As I like to mix it up, the breakfast I rotate with this is a good old smoothie. Normally I mix a handful of berries, a frozen banana, a handful of oats, as much spinach as I am feeling that morning, a teaspoon of spirulina and a teaspoon of flax or chia seeds. I blend this up and add water until I get the consistency I like. You can mix this up by adding cocoa powder and your plant milk of choice instead of the berries and water too. As this is a meal prep post and not a “what I put in a smoothie” post, the point is, whatever kind you make, I put all the dry ingredients in a tupperware and then in the fridge so it is ready to jut add water or milk in the morning. I make a few days worth at a time.
I actually quite like salad, but if it is not there and waiting will never eat it. If you are like me, on a Sunday night prep some lettuce, chopped cucumber, grated carrot, grated beetroot and whatever else you like in a salad. This is then ready for you to decant an amount from every day to create a salad. I like to top it with either some hummus, fried tofu, falafel or prepped quinoa and take it away to have at work. Remember to top your salads with nuts and seeds to get extra nutrients and healthy fats.
A lot of my dinner prep is done through my batch cooking, wether that is through having spices ready to add to some veg in a wok, chilli to put in a baked tattie or a sauce to add to some veg. But this still involves still chopping up some veg at night, which can sometimes seem too much like hard work. So to take this to the next stage, chop up mushrooms, onions, peppers and whatever veg you tend to use in food ready to simply add to a pan. If you like to eat veg which takes a little longer to cook, pre cook it! Brocolli and butternut squash can be par boiled ready to again just add to cooking when needed. Have them all prepped and put in sealed tubs or jars so you can just take what you want for each meal.

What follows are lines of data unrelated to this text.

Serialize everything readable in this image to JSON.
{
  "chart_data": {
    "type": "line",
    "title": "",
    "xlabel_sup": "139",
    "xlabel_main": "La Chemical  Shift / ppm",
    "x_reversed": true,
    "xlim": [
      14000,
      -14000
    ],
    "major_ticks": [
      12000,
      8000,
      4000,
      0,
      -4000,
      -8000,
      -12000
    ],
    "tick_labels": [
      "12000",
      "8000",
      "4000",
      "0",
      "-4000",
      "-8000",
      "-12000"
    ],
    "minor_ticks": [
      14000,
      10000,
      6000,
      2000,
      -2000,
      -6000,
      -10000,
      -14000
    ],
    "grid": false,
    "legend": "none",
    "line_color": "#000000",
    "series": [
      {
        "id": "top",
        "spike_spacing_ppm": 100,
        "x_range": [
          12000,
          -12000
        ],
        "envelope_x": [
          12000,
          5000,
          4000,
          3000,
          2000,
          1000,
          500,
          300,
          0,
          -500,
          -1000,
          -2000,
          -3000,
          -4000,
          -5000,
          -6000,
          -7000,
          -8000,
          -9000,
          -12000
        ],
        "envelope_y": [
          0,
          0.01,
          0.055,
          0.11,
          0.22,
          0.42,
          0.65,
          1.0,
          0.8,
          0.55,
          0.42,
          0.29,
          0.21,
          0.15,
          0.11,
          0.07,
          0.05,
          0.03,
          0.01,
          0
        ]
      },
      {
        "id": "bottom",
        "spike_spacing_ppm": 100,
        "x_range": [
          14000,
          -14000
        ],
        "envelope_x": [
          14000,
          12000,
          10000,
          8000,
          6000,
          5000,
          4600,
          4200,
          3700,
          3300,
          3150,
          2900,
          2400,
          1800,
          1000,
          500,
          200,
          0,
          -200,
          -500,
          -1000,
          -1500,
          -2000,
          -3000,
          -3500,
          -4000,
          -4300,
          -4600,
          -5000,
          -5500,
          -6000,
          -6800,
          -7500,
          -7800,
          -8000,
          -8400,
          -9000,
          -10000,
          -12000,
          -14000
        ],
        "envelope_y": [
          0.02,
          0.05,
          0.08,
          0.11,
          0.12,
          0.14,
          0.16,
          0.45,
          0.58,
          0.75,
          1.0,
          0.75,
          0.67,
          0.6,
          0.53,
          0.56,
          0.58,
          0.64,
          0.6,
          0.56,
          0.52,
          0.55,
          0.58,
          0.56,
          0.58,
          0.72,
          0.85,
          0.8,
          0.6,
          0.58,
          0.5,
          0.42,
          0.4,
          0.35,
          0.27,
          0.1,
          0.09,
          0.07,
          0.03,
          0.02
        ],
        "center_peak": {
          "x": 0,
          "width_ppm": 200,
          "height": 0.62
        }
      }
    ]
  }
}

Having them ready to go makes cooking or eating them way more appealing!
One of the most important things about eating healthily and sticking to it is snacking and eating what you want when you want it. Now I do not mean eating 6 bags of crisps and three chocolate bars because you want them. What I do mean is eating some chocolate or crisps if you want them, in moderation. I am a savoury fan so my go to is spiced nuts, easy to make by frying some nuts of your choice in a teaspoon of chilli powder, a teaspoon of garlic powder and a teaspoon of paprika. The pan will need some oil, but try to add as little as possible as you don’t want them to be greasy. I also love to coat chickpeas in a little oil and my fave spices (although normally peri peri salt) and then putting them in the oven for 20 mins to cook. Both the nuts and chickpeas are great to have as snacks or to have cooked and ready to throw on top of salads too.